LangSmith Released Sandboxes for Secure Execution of Coding Agents
LangSmith launched Sandboxes in general availability — an isolated environment based on kernel-isolated micro-VMs for secure code execution generated by AI agen

LangSmith, a platform for developing and debugging LLM applications from LangChain, announced the general availability release of Sandboxes — an isolated execution environment for AI agents that generate and execute code.
How Sandboxes Work
These are kernel-isolated micro-virtual machines that physically separate agent code execution from the main system. Each Sandbox runs in its own virtual machine, which prevents unauthorized access to sensitive data, host resources, and other processes. The main idea: agents often generate and execute code that you don't fully control. An LLM can write anything — from simple math to file deletion, data leaks, and infinite loops. Sandboxes solve this problem by giving agents a fenced "field" to experiment in without risking the main system.

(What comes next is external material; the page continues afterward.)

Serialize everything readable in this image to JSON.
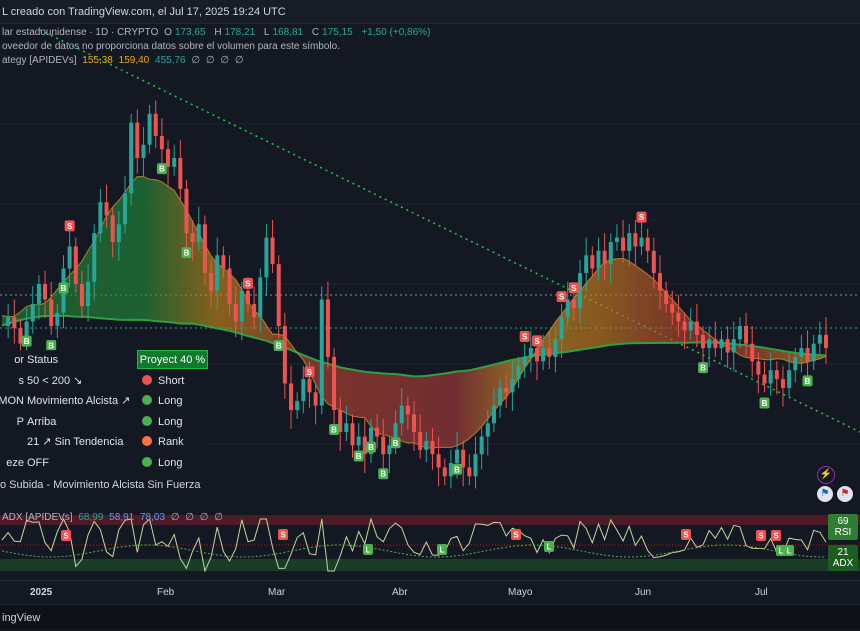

It's like giving a child a sandbox: they can dig, build, experiment, but they can't damage the house.
What They Can Do
LangSmith Sandboxes offer a range of practical features for various use cases:
- Snapshots — save the state of the environment at a specific point in time and instantly restore it for re-running or rolling back
- Parallel forks — run multiple independent sandbox instances simultaneously for parallel processing or A/B testing of agent logic
- Service URLs — provide web interfaces or API endpoints running inside the Sandbox so the agent can interact with external services
- Auth proxies — manage access, authentication, and authorization for external services called by the agent without exposing real credentials
All these features allow developers to safely run potentially dangerous code without worrying about the stability and security of the production environment. This is especially important for teams using agents to automate critical operations where failure could have serious consequences.
Who This Is Useful For
Sandboxes are intended for three main use cases. First — coding AI agents that write and execute code for data analysis, task automation, or report generation. Second — CI agents integrated into continuous integration and deployment pipelines for automatic testing and deployment. Third — complex data processing pipelines where code is generated dynamically and executed without direct human control.
Example: an agent receives the task "analyze this data and create a chart". It can write a Python script using pandas and matplotlib. LangSmith Sandbox will safely execute this script, not giving it access to the host file system or network unless explicitly allowed. Results will be returned in a safe format.
Another example: a CI agent can automatically run tests, deploy, and validate code in an isolated environment, ensuring that no generated code damages production or steals secrets (API keys, passwords, etc.).
Why This Is Needed Now
As AI agents become more autonomous and take on more responsibility, the risk of unforeseen behavior increases. LLM models sometimes "hallucinate" and generate incorrect code. For example, a model might accidentally write code that tries to read environment variables with secrets or call the wrong service. Human concerns about security when running LLM-generated code are completely justified. Security becomes critically important as AI agents transition from labs and hackathons to production systems serving real users and data. Running potentially hostile or unpredictable code is one of the main challenges when deploying autonomous systems. LangSmith Sandboxes show that the ecosystem of tools for AI development is maturing and preparing for enterprise security requirements.